San Pedro y San Pablo. La fortaleza de San Pedro y San Pablo se halla en una isla frente al Hermitage y está unida a la ciudad por un puente. En ella hay varios edificios entre los que se destaca un museo de historia local de tres plantas y uno pequeño de la cosmonáutica y la catedral de San Pedro y San Pablo, cuya aguja de oro es la imagen más reconocida de San Petersburgo.

Esta iglesia barroca es la última morada de buena parte de los zares que gobernaron el inmenso territorio ruso desde esta ciudad. Pero lo que atrae multitudes cada día es la pequeña capilla, entrando a la derecha, donde reposan los restos de Nicolás Romanov y su familia, fusilados por los bolcheviques en 1918. Hasta allí fueron llevados hace menos de 20 años desde el bosque de Ganina Yama en el que habían sido enterrados.

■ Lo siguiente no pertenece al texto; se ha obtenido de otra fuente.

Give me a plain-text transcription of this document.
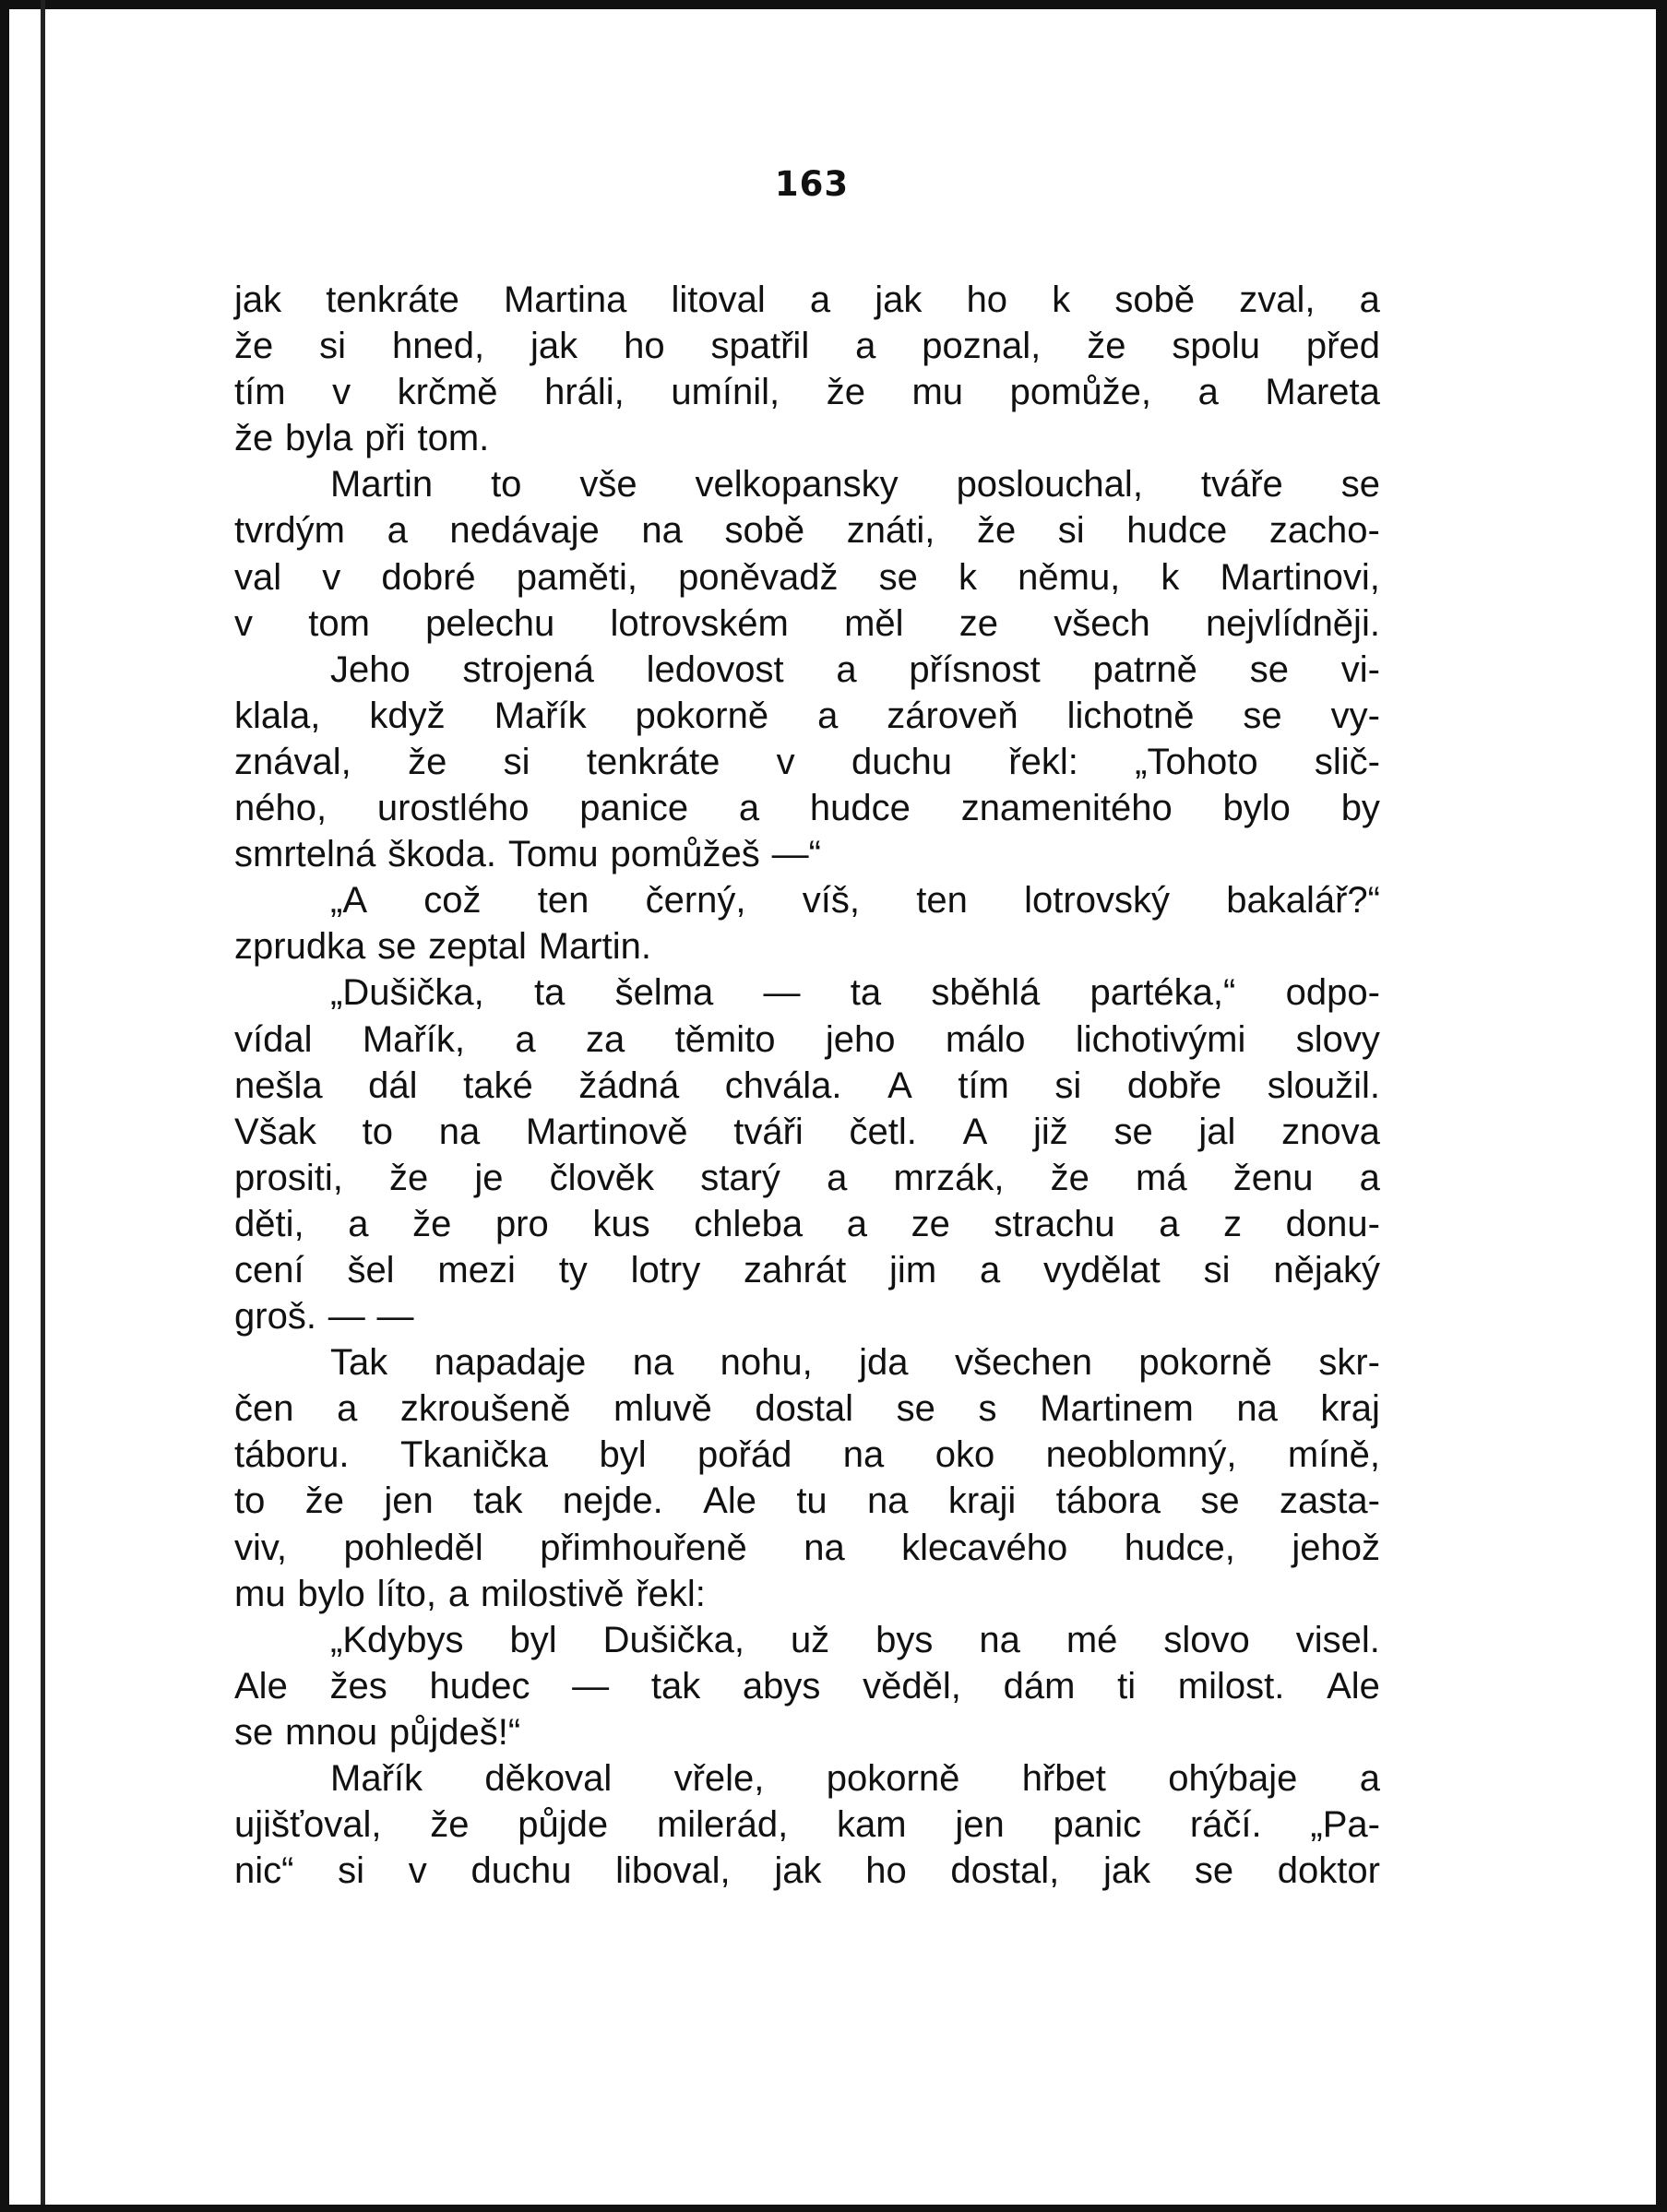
163
jak tenkráte Martina litoval a jak ho k sobě zval, a
že si hned, jak ho spatřil a poznal, že spolu před
tím v krčmě hráli, umínil, že mu pomůže, a Mareta
že byla při tom.
Martin to vše velkopansky poslouchal, tváře se
tvrdým a nedávaje na sobě znáti, že si hudce zacho-
val v dobré paměti, poněvadž se k němu, k Martinovi,
v tom pelechu lotrovském měl ze všech nejvlídněji.
Jeho strojená ledovost a přísnost patrně se vi-
klala, když Mařík pokorně a zároveň lichotně se vy-
znával, že si tenkráte v duchu řekl: „Tohoto slič-
ného, urostlého panice a hudce znamenitého bylo by
smrtelná škoda. Tomu pomůžeš —“
„A což ten černý, víš, ten lotrovský bakalář?“
zprudka se zeptal Martin.
„Dušička, ta šelma — ta sběhlá partéka,“ odpo-
vídal Mařík, a za těmito jeho málo lichotivými slovy
nešla dál také žádná chvála. A tím si dobře sloužil.
Však to na Martinově tváři četl. A již se jal znova
prositi, že je člověk starý a mrzák, že má ženu a
děti, a že pro kus chleba a ze strachu a z donu-
cení šel mezi ty lotry zahrát jim a vydělat si nějaký
groš. — —
Tak napadaje na nohu, jda všechen pokorně skr-
čen a zkroušeně mluvě dostal se s Martinem na kraj
táboru. Tkanička byl pořád na oko neoblomný, míně,
to že jen tak nejde. Ale tu na kraji tábora se zasta-
viv, pohleděl přimhouřeně na klecavého hudce, jehož
mu bylo líto, a milostivě řekl:
„Kdybys byl Dušička, už bys na mé slovo visel.
Ale žes hudec — tak abys věděl, dám ti milost. Ale
se mnou půjdeš!“
Mařík děkoval vřele, pokorně hřbet ohýbaje a
ujišťoval, že půjde milerád, kam jen panic ráčí. „Pa-
nic“ si v duchu liboval, jak ho dostal, jak se doktor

La visita a la fortaleza es un lindo paseo y no tiene costo si no se entra en los museos o en la catedral. Pero también se puede optar por una entrada general (que abarca varios edificios) o por boletos separados para lugares específicos.

RECUADRO

En los canales

Los catamaranes ofrecen un paseo agradable y una manera distinta de conocer San Petersburgo. Hay varios lugares de embarque (uno, cerca de la fortaleza) y el paseo dura entre una hora y hora y media. El catamarán navega el Neva –en el verano; en invierno el río se congela– y se mete por canales internos, para demostrar por qué a esta urbe se la llama la Venecia del norte.

Frente al canal Fontanka se halla un museo para tener en cuenta: el Fabergé. Es pequeño, pero una verdadera gema: la mayor colección de las famosas joyas, marca registrada de la monarquía rusa, pequeñas obras de arte con piedras preciosas engarzadas en metales nobles, en una variedad increíble de diseños (se pueden comprar reproducciones).

Además de los huevos imperiales regalados por los zares a las zarinas o confeccionados para coronaciones y ocasiones especiales, hay íconos de la Virgen y de santos con incrustaciones de oro y perlas.